When was the last time the Flyers had genuine competition for the starter’s job in goal? Maybe 2005, when Robert Esche and Antero Niittymaki fought it out?
 
“You certainly hope so,” Laviolette said of the competition. “You hope that’s the case. That they push each other and they do it in a competitive way that best benefits the team.
 
“You’re talking about somebody [Mason] who came in here at the end of the year and played well for us and someone who had a terrific season ... I haven’t talked to them or seen them yet. Those conversations will come.”
 
It’s a camp where some older players have something to prove.
 
Lecavalier wants people to know there’s a decent number of goals still left in his stick after his buyout.
 
“Not to prove Tampa wrong or anything,” Lecavalier said. “For me, it’s another challenge the way the year went last year with injuries and not winning, that is more the part of me saying I want to have a good year and help this team out as much as I can.
 
“Everybody has something to prove every year. We’re all going to push forward.”
 
Mason wants to prove his gaudy 1.90 goals-against average was genuine. Emery wants to prove his 17-1 record and Stanley Cup was no fluke, either.
 
Then there’s Hal Gill and Dan Cleary. Gill is on a tryout and says he can “show” the Flyers what he possesses is something this club needs.
 
Cleary has a tryout deal, plus a promise of a three-year contract waiting in the wings but may have gotten a firm offer from Detroit right now.

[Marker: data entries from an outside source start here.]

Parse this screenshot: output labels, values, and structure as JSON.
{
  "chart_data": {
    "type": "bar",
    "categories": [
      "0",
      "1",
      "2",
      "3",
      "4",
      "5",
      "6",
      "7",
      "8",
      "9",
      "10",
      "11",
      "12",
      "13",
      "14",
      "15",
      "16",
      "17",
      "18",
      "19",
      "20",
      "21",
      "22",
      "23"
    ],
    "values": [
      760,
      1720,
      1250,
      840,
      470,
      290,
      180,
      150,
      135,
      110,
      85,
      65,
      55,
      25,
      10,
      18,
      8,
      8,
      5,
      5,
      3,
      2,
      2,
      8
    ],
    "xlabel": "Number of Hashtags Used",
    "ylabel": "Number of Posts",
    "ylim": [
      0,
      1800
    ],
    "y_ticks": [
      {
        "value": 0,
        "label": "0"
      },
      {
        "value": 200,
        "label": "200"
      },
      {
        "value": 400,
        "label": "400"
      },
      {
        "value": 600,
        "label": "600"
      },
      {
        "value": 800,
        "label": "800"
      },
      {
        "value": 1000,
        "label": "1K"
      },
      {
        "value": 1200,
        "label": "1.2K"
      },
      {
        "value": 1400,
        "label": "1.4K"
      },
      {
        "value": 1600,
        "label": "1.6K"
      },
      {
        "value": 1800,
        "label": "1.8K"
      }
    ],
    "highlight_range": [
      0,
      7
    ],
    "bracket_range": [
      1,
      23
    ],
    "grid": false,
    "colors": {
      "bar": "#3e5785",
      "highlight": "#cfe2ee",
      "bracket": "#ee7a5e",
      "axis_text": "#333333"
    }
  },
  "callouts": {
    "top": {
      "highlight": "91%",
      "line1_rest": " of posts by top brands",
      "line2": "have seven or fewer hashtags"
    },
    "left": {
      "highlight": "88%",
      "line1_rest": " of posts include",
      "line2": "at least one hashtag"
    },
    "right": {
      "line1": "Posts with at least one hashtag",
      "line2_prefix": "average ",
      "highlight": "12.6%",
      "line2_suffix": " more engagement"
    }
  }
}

He may or may not be here, though the club expects he will.
 
“[Cleary] and Hal are in the same situation where it’s an opportunity to come into camp and get on the ice and show what they can do,” Laviolette said.
 
“These are veteran players who have been proven to be successful in the roles they served on teams.”
 
The hardest decisions in camp will be who the starting six defensemen are -- yeah the Flyers are actually deep for once -- and who sits as No. 7.
 
Right now, oft-injured Andrej Meszaros could be No. 7. It has to be sorted out in camp.
 
Then there’s the matter of where Lecavalier plays. First line? Second line?
 
Maybe he goes between Brayden Schenn and Wayne Simmonds?
 
“I talked to both of them,” Lecavlier said. “I don’t know who I will play with. I played few shifts with Simmer and Schenn [in the player scrimmages]. Both are great players, great hockey sense. ... Whoever I play with, I am happy to be here.”